Ignoring the Bork and Thomas clown-show hearings, you should check out the Senate vote totals re: party split line for candidates nominated by opposite party presidents:

Thomas, nominated by R: 52-48
Ginsburg, nominated by D: 96-3, 1 not voting

Breyer, nominated by D: 87-9, 4 not voting

Roberts, nominated by R: 78-22

Alito, nominated by R: 58-42

Sotomayor, nominated by D: 68-31

Kagan, nominated by D: 63-37
Gorsuch, nominated by R: 54-45

Kavanaugh, nominated by R: 50-48
I've long been a firm believer that elections have consequences and that presidents should get to nominate qualified people to SCOTUS who share their interpretation of law.
But starting with Bork, it became apparent that a number of Democrats did not share that view, believing instead that they should determine who sits on the Court, regardless of who is president.
This also impacts the lower courts. See also Estrada's treatment.

Anyway, you'll notice the bipartisan vote totals across party lines slowly diminishing over time, with a dramatic shift in Senate Democrat votes first.
Not so oddly, Republicans finally started responding in kind. Harry Reid killing the filibuster for non-SCOTUS courts opened the door for what happened with Gorsuch and Kavanaugh and, I suspect, will happen within the next few weeks.
SCOTUS is not supposed to be all powerful, nor is it supposed to make laws.
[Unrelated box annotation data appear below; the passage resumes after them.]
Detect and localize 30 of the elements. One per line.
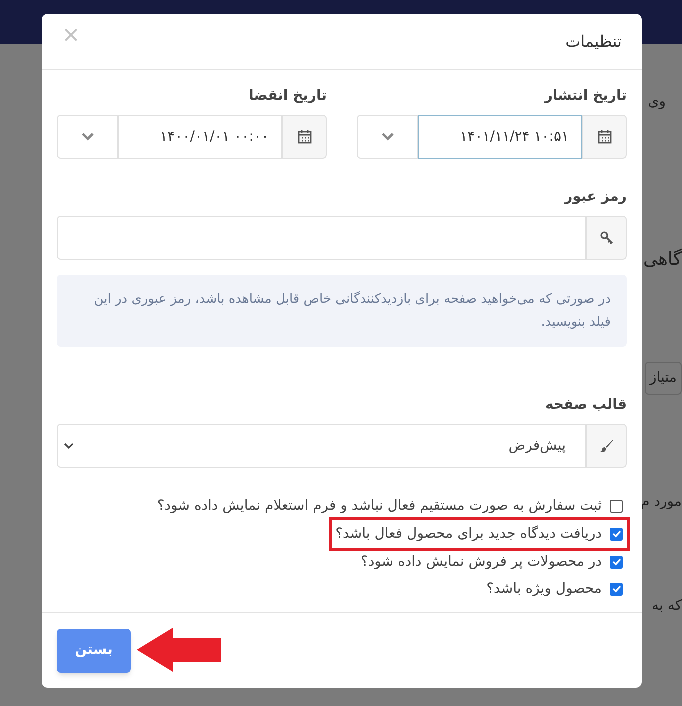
date-field[interactable]: ۱۴۰۱/۱۱/۲۴ ۱۰:۵۱ [418,115,582,159]
chevron-icon [380,132,394,142]
background-text: وی [648,93,666,112]
checkbox-label: محصول ویژه باشد؟ [486,580,602,599]
checkbox[interactable] [610,556,623,568]
background-text: متیاز [645,362,682,395]
key-icon [586,216,627,260]
template-select[interactable]: پیش‌فرض [57,424,586,468]
chevron-icon [64,442,74,450]
field-label: تاریخ انقضا [248,87,327,106]
field-label: تاریخ انتشار [543,87,627,106]
checkbox[interactable] [610,582,623,596]
field-label: رمز عبور [563,188,627,207]
brush-icon [586,424,627,468]
background-text: مورد م [641,493,682,512]
checkbox[interactable] [610,528,623,540]
background-text: گاهی [643,248,682,272]
field-label: قالب صفحه [544,396,627,415]
background-text: که به [652,597,682,616]
calendar-icon[interactable] [582,115,627,159]
checkbox-label: دریافت دیدگاه جدید برای محصول فعال باشد؟ [336,524,602,544]
checkbox-label: ثبت سفارش به صورت مستقیم فعال نباشد و فرم استعلام نمایش داده شود؟ [157,497,602,516]
calendar-icon[interactable] [282,115,327,159]
checkbox[interactable] [610,500,623,512]
password-field[interactable] [57,216,586,260]
date-field[interactable]: ۱۴۰۰/۰۱/۰۱ ۰۰:۰۰ [118,115,282,159]
chevron-icon [80,132,94,142]
help-text: در صورتی که می‌خواهید صفحه برای بازدیدکنندگانی خاص قابل مشاهده باشد، رمز عبوری در این فیلد بنویسید. [57,275,627,347]
checkbox-label: در محصولات پر فروش نمایش داده شود؟ [361,553,602,572]
dialog-title: تنظیمات [566,30,622,52]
It determines constitutionality of laws and their applicability, or something something more lawyerese, but I think it's close enough.
I blame Congress, both parties, for allowing this to happen. They could remove things from judicial purview, but choose not to do so. They also refuse to change the laws, waiting for SCOTUS to do it for them. "Welp, it's out of my hands."
Anyway, having a Court opening 6 weeks before the election is so 2020. Welcome to Thunderdome.